This D-Link Router Zero-Day Has Been Exploited Since November. There Is No Patch.

CVE-2026-0625 is a command injection vulnerability in four end-of-life D-Link router models: the DSL-2740R, DSL-2640B, DSL-2780B, and DSL-526B. Exploitation by a Mirai botnet variant began in November 2025. D-Link disclosed the vulnerability in February 2026 and stated explicitly that no patch will be developed because all four models reached end of life before 2021. CISA added CVE-2026-0625 to the Known Exploited Vulnerabilities catalog in March 2026. There is no software fix available. The only remediation is replacing the hardware.

The Vulnerability

CVE-2026-0625 is a command injection flaw in the web-based management interface of the affected D-Link DSL router models. An unauthenticated attacker with network access to the device's management interface can inject operating system commands through a parameter in the web UI that is passed to a shell without sanitization. The injected commands execute with root privileges on the router's underlying Linux system.

Successful exploitation gives the attacker complete control over the router: they can modify routing tables, alter DNS resolver settings, intercept or redirect traffic, establish persistent backdoors, and use the device as a pivot point for attacks on other devices on the network. In the Mirai variant campaign observed since November 2025, the primary use is DDoS infrastructure: compromised routers are enrolled in a botnet used for volumetric UDP and TCP flood attacks.

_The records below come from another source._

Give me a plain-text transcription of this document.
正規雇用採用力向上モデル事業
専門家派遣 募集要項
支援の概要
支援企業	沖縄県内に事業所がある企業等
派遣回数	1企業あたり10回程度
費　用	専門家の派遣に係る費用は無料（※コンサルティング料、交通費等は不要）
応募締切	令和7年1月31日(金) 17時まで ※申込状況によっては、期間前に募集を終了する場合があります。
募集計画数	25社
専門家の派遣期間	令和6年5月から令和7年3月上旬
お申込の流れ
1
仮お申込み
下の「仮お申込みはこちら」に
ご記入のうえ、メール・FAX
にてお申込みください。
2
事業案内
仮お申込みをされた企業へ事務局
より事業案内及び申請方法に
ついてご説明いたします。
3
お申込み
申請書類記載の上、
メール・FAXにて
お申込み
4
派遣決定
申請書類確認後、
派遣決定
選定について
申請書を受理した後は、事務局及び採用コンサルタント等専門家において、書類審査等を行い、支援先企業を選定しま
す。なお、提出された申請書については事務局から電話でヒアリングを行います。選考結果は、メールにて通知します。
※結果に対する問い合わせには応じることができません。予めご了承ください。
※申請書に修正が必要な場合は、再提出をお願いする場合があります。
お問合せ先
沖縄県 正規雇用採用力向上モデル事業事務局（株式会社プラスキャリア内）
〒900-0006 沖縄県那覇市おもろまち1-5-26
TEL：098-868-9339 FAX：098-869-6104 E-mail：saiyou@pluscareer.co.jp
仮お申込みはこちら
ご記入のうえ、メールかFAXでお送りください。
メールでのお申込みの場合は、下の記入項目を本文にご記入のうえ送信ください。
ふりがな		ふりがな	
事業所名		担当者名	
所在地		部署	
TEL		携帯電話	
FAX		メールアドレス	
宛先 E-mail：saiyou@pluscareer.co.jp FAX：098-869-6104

The four affected models were popular DSL gateway routers distributed by ISPs in the Asia-Pacific region, Latin America, and parts of Europe between approximately 2013 and 2020. D-Link ended security support for these models between 2019 and 2021. Despite being out of support for three to seven years, millions of these devices remain deployed globally, many still in use as the primary gateway router for homes and small businesses that were issued the device by their ISP and have never replaced it.

Six Months of Unpatched Exploitation

The timeline here is notable. The Mirai variant began targeting these devices in November 2025. Security researchers identified the campaign and reported the vulnerability to D-Link in December 2025. D-Link published an advisory in February 2026, more than two months after exploitation began, confirming the vulnerability and declining to develop a fix due to EOL status. CISA added it to the KEV catalog in March 2026. As of May 2026, exploitation is ongoing and the devices remain unpatched.

From November 2025 through the current date, any internet-exposed affected D-Link device has been vulnerable to trivial exploitation with no technical barrier. The Mirai campaign is fully automated: scan, detect model fingerprint, inject payload, enroll in botnet. A device compromised last November may have been running Mirai DDoS software for six months, participating in attacks against targets worldwide, while the owner noticed nothing unusual about their internet connection.

The Broader EOL Device Problem

CVE-2026-0625 is not an isolated incident. It is a specific instance of a systemic problem: millions of IoT devices, SOHO routers, and embedded systems remain deployed long past the point where their manufacturers provide security updates. Every such device in production is a permanent, unresolvable attack surface. No patch management program can fix a device whose vendor has stopped writing patches.

The problem is particularly acute for ISP-provided equipment. When an ISP issues a router to a subscriber, that device typically has no automatic replacement cycle. The subscriber uses it until it stops working, not until it becomes insecure. ISPs in the affected regions where the D-Link models were deployed have done little to proactively reach out to subscribers to replace end-of-life hardware, creating a long tail of vulnerable infrastructure that persists for years after EOL.

CISA's inclusion of EOL devices in the KEV catalog is notable because it signals that the agency considers them an active threat, not a theoretical one. The practical implication for organizations is that EOL network devices in production environments need to be tracked in an asset inventory with explicit replacement timelines. A device that cannot be patched needs a sunset date, not just a flag in the inventory.

Remediation and Compensating Controls

The primary remediation is hardware replacement. The four affected models should be removed from service and replaced with current devices receiving active security support. This is the only complete fix.

If immediate hardware replacement is not operationally possible, the following compensating controls reduce but do not eliminate risk:

• Disable remote management access: ensure the router's web interface is not accessible from the WAN side; this requires local access to verify
• Restrict management interface access to specific LAN IPs if the router's ACL functionality supports it
• Change the default admin credentials if they have not been changed; this does not stop CVE-2026-0625 (unauthenticated), but limits other exploitation paths
• Monitor outbound traffic from the device for unusual high-volume patterns that may indicate Mirai DDoS activity
• Check the router's DNS resolver settings for unauthorized changes to upstream DNS servers, as Mirai variants often modify DNS as a secondary objective

For organizations and ISPs managing large populations of these devices: deploy a network scanning tool to identify all remaining affected models. Prioritize replacement for any device with the management interface accessible from the internet. Develop a communication strategy for end users who need to replace their own equipment.